Pour statuer ainsi, le tribunal a considéré que "le bon pour accord de nouveau tirage de 35 000 boîtes" donné par la société SEPHORA procédait du seul souci constant d'assurer la sécurité de ses approvisionnements et que si la formule "retirage d'emballages" était maladroite, il ne peut être contesté que la commune intention des parties était de reconstituer un stock de produits de lingettes démaquillantes au regard des délais de réapprovisionnement ; que la société D... REYNOLDS n'avait aucune raison de conserver sur son site de simples emballages ; qu'en outre, le mail expédié par la société SEPHORA le 16 mai 2003 à la société D... REYNOLDS montre qu'elle reconnaissait qu'il s'agissait de produits finis et non d'emballages. La SA SEPHORA a interjeté appel. Elle demande à la Cour d'infirmer le jugement en toutes ses dispositions et de débouter la SA D... REYNOLDS de toutes ses prétentions ; en conséquence, de la condamner à lui rembourser la somme de 56 572,69 euros qui correspond aux condamnations prononcées en première instance et en outre, à lui payer la somme de 5 000 euros en application de l'article 700 du nouveau code de procédure civile.

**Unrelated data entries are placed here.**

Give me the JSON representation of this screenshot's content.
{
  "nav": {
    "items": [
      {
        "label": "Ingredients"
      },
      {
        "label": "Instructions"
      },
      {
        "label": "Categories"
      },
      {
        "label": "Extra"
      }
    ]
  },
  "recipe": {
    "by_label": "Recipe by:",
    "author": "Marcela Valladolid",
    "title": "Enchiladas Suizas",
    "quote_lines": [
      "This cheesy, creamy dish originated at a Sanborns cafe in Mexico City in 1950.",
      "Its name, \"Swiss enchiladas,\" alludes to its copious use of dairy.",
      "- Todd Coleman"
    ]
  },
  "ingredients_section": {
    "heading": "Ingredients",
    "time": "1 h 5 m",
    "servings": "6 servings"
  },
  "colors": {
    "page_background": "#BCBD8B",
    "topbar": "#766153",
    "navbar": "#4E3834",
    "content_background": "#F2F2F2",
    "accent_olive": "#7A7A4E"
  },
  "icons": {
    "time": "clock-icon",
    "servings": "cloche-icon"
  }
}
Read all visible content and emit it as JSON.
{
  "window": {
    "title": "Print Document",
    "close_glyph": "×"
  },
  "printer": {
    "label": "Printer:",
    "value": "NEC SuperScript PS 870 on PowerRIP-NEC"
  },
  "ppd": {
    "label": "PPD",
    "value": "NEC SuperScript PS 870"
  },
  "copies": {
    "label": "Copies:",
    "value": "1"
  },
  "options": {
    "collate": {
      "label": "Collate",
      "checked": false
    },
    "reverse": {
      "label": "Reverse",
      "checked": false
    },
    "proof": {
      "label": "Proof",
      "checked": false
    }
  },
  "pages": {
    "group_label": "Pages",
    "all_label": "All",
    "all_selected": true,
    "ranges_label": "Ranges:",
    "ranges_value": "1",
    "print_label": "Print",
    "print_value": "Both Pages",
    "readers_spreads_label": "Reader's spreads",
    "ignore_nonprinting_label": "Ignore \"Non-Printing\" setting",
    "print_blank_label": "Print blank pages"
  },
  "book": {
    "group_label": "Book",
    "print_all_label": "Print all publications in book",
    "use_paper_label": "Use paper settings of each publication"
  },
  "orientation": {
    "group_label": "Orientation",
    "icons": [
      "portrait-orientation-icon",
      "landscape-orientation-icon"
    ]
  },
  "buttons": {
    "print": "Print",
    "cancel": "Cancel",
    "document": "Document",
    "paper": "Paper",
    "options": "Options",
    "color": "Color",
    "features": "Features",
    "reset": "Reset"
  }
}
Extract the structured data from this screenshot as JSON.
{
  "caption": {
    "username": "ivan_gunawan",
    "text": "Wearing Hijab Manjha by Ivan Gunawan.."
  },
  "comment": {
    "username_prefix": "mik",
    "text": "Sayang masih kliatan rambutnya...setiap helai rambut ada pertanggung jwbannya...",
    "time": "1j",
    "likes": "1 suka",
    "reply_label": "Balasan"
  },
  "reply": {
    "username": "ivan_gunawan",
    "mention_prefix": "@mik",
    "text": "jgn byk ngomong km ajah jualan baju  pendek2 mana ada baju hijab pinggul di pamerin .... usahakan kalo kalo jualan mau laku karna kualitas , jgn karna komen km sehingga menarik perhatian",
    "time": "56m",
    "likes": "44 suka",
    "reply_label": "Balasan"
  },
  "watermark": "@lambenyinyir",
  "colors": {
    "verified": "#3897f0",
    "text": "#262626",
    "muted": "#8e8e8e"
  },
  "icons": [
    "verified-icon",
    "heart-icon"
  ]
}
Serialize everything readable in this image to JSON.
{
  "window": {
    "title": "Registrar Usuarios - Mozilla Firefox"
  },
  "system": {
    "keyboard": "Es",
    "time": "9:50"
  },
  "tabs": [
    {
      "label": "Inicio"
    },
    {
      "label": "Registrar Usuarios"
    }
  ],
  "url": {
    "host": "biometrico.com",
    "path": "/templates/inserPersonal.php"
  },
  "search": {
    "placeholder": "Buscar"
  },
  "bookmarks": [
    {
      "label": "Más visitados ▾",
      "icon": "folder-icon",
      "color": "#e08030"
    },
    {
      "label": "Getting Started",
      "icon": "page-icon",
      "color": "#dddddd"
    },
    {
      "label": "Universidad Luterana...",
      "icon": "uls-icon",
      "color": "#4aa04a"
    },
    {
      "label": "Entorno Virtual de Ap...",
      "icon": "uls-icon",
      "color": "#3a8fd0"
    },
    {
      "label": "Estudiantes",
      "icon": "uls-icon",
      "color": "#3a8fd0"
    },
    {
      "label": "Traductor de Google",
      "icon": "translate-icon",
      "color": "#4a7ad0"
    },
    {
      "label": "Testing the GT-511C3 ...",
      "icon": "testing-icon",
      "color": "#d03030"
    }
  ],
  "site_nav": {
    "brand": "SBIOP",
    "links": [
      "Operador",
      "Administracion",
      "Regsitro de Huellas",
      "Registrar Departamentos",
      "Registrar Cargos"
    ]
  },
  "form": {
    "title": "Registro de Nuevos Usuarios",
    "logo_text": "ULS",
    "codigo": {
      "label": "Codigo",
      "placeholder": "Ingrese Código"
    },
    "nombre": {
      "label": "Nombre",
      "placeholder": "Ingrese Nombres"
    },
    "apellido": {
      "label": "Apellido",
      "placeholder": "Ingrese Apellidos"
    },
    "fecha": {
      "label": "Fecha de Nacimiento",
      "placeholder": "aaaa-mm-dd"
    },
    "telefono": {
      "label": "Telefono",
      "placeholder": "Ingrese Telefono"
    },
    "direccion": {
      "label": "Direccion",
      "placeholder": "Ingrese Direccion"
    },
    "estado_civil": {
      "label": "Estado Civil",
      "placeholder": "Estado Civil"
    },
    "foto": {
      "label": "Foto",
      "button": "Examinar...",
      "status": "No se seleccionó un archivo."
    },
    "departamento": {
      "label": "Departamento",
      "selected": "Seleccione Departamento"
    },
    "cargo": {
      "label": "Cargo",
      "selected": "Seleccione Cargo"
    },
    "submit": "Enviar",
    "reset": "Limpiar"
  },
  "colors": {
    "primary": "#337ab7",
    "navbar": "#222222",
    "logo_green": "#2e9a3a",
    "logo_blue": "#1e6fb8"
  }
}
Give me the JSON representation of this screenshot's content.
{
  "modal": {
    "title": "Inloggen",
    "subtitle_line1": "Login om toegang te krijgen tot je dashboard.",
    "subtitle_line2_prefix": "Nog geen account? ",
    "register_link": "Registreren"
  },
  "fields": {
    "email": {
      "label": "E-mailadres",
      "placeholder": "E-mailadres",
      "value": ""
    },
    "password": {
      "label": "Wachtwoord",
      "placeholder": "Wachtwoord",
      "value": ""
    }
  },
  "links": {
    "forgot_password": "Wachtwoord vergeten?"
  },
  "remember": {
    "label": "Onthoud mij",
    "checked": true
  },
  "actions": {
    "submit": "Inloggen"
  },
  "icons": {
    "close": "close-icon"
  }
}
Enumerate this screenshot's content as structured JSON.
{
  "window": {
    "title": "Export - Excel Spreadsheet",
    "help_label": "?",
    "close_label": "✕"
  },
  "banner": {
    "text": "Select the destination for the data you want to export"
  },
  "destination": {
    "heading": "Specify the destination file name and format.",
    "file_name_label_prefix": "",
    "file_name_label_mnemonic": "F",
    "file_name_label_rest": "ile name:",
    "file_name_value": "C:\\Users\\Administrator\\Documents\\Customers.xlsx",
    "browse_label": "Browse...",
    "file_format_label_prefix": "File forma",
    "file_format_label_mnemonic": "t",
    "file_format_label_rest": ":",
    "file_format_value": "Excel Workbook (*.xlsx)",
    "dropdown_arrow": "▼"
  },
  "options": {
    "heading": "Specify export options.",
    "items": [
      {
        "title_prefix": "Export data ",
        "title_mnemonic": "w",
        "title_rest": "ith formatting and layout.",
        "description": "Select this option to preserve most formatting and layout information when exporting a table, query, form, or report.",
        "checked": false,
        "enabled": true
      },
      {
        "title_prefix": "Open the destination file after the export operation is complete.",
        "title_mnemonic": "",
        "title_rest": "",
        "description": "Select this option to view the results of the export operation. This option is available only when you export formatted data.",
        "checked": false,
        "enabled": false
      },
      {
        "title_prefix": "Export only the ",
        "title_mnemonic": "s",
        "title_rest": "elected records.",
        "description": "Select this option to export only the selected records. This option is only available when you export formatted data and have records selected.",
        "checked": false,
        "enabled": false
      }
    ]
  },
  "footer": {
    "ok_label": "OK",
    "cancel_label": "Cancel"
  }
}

Elle soutient qu'elle n'a entendu donner son accord que pour le tirage de 35 000 boîtes d'emballages ; que s'il y a eu une maladresse, elle est le fait de la société D... REYNOLDS qui a mal rédigé sa question et a ainsi engagé sa responsabilité en l'obligeant par sa rédaction défectueuse à lui payer le prix de marchandises qu'elle n'a jamais eu l'intention de lui commander ; qu'elle ne peut lui demander le prix des marchandises.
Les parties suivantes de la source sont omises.